There are sound justifications for this view. Officials can misuse even the most benign regulation of political expression to harass those who oppose them. Thus, in libel cases, the Court has recognized that, although false speech is not per se protected by the First Amendment, the potential for abuse of defamation suits by government officials necessitates that much false expression be immune from punishment. See New York Times Co. v. Sullivan, supra. Similarly, under the FECA, any office-holder can file a complaint with the FEC alleging that the Act's requirements have not been met. See 2 U.S.C. § 437g. The Commission can then seek to enjoin further violations or to impose civil penalties for the greater of $5000 or the amount of the contested expenditure.
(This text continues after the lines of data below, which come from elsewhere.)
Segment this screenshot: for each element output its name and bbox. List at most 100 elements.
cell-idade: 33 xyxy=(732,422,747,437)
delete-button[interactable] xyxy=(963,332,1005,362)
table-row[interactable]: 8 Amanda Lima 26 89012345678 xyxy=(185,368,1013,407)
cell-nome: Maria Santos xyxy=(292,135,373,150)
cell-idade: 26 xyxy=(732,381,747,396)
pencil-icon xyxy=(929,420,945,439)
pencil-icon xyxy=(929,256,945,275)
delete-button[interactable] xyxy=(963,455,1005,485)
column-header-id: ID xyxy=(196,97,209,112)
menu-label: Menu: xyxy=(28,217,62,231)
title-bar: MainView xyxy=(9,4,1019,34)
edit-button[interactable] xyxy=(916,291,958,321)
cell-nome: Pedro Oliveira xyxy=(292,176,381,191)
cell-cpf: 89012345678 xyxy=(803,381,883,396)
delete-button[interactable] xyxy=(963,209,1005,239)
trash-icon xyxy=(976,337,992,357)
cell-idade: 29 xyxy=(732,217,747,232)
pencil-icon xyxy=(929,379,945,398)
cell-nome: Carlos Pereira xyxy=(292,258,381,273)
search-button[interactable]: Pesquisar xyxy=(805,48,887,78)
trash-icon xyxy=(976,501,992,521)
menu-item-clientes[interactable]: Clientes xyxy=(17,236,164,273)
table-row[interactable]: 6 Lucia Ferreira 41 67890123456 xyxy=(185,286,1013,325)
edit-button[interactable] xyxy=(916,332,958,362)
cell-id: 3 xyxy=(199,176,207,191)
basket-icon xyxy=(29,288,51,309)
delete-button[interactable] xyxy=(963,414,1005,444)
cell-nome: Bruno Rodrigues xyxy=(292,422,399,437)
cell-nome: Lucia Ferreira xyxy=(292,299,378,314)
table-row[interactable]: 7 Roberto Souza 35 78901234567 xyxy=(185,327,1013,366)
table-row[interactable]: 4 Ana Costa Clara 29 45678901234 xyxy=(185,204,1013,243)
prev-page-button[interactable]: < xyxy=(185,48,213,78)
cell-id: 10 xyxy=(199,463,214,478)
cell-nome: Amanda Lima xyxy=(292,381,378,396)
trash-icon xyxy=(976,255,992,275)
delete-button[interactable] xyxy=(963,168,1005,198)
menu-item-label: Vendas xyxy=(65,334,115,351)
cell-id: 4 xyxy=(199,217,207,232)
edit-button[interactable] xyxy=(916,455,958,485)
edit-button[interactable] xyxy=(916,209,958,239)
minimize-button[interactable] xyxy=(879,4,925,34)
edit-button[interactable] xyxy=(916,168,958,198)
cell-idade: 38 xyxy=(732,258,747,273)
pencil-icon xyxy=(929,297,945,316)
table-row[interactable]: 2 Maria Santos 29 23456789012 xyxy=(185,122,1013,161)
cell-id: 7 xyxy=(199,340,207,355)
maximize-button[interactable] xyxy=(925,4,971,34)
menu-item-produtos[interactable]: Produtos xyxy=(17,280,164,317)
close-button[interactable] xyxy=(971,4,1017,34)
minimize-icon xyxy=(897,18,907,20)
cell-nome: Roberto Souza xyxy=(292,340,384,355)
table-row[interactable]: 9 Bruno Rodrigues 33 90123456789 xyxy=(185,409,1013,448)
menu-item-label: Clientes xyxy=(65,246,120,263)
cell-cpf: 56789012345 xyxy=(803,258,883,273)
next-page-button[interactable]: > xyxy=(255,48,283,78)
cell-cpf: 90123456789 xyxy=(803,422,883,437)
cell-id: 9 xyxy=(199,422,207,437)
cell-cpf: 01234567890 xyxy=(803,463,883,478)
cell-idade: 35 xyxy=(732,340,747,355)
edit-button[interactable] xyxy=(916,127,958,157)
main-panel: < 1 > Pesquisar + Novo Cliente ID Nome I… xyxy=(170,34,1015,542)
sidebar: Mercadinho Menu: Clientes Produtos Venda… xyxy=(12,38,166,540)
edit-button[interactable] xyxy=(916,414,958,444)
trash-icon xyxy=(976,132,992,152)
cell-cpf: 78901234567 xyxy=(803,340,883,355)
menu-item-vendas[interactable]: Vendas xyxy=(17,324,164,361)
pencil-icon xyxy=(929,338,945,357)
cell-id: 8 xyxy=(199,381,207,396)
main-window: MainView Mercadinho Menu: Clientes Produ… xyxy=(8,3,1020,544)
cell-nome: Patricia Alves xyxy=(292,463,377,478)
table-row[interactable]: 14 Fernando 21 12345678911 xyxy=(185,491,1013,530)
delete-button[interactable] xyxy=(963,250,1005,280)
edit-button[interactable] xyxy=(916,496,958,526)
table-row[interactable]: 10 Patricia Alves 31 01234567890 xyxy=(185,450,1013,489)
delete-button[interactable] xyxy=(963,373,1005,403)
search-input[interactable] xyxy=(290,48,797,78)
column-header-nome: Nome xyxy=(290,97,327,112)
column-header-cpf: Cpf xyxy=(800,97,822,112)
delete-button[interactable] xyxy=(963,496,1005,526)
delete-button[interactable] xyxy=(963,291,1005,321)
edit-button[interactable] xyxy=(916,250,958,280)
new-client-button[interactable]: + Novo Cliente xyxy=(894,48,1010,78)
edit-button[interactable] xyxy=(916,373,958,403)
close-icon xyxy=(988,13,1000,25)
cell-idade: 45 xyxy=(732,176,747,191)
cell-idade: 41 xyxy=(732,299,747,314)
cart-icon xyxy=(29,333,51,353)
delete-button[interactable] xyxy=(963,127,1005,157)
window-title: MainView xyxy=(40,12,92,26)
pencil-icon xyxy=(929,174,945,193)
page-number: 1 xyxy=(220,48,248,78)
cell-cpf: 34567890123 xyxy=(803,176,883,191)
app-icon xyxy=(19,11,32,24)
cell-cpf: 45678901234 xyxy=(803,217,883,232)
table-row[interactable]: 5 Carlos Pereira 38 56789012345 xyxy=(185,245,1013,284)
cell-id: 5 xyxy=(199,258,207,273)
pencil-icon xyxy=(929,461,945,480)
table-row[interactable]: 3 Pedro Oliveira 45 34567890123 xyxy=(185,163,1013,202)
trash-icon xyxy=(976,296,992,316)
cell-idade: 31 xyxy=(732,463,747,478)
Id.
If speakers are not granted wide latitude to disseminate information without government interference, they will "steer far wider of the unlawful zone." Speiser v. Randall, 357 U.S. 513, 526, 78 S. Ct. 1332, 1342, 2 L. Ed. 2d 1460 (1958), thereby depriving citizens of valuable opinions and information. This danger is especially acute when an official agency of government has been created to scrutinize the content of political expression, for such bureaucracies feed upon speech and almost ineluctably come to view unrestrained expression as a potential "evil" to be tamed, muzzled or sterilized. United States v. National Committee for Impeachment, 469 F.2d 1135, 1142 (2d Cir. 1972). Accordingly, it is not completely surprising that the FEC should view the content of defendants' leaflet in a substantially different light than the members of this court.
The possible inevitability of this institutional tendency, however, renders this abuse of power no less disturbing to those who cherish the First Amendment and the unfettered political process it guarantees. Buckley v. Valeo, supra, imposed upon the FEC the weighty, if not impossible, obligation to exercise its powers in a manner harmonious with a system of free expression. Our decision today should stand as an admonition to the Commission that, at least in this case, it has failed abysmally to meet this awesome responsibility.